Veteran comic book writer Mark Millar made quite the impact over at Marvel Comics before he began fleshing out his own Millarworld line of comics. That proved to be quite a success with the venture eventually bought by Netflix, but prior to the likes of Huck ,Superior, and Kick-Ass, he had actually revamped Marvel's Avengers over in the Ultimate Universe.
Now, the writer, acclaimed for work like Civil War and Old Man Logan, has revealed that he wasn't allowed to use the phrase "Avengers" in the Ultimate line because the publisher had no faith in the term anymore, and they simply wanted his new spin on Earth's Mightiest Heroes to be a fresh start to make it more cinematic for the future.
While speaking with Entertainment Weekly on what he and Brian Michael Bendis did with the line of books, he said, "Brian and I pretty much ran the Ultimate line ourselves. He did Spider-Man and Fantastic Four, I did X-Men and Ultimates. It’s funny to look back on now, but I had been begging them to relaunch the Avengers."
"Marvel had no interest in bringing the Avengers into the Ultimate line; they said those characters are dead and no studio was interested in them. I was always a really big Avengers fan. I got some credibility from doing Ultimate X-Men; that was the No. 1 book when it launched. So they said, would you want to do Ultimate Wolverine? I said no, no, I’d love to do Avengers. They won’t even let me call it the “Avengers” because they thought Avengers was such a dead franchise that I had to call it “Ultimates” instead," he continued.
The Ultimates was launched in 2002 (drawn by Bryan Hitch) and ironically laid the groundwork for the Avengers in the Marvel Cinematic Universe that started with 2008's Iron Man and built to 2012's The Avengers. It was a more contemporary take on the characters, with Samuel L. Jackson's Nick Fury even jumping from the comics to the big screen. Millar's words hold credence because in 2004, Marvel had the Avengers Disassembled event that broke the old team apart and gave rise to the New Avengers and such, clearly indicating they wanted a new direction. Given the success of Marvel Studios to date, this gamble to shape a new era using comics that were meant to influence film has paid dividends.

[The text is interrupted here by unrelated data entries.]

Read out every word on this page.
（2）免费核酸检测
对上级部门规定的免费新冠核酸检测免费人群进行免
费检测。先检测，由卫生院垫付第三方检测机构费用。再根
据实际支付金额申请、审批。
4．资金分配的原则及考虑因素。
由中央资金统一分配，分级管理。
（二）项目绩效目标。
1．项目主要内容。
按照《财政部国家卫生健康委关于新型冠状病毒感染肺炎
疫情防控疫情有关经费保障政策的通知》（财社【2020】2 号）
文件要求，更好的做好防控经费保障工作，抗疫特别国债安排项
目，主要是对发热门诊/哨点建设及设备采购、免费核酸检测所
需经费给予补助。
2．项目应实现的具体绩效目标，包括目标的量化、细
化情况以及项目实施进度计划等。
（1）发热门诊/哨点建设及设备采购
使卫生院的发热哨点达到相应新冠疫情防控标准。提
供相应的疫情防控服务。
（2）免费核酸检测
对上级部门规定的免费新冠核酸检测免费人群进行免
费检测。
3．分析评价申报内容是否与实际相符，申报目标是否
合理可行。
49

However, Millar indicated he's still in disbelief to this very day how weak the Avengers' brand had gotten back then, and how much he was allowed to subvert it. "It’s crazy to think now that Avengers was such a diminished name in the industry, and Marvel had no faith in at all. But what was great was they let me do whatever I wanted because they expected nothing from it."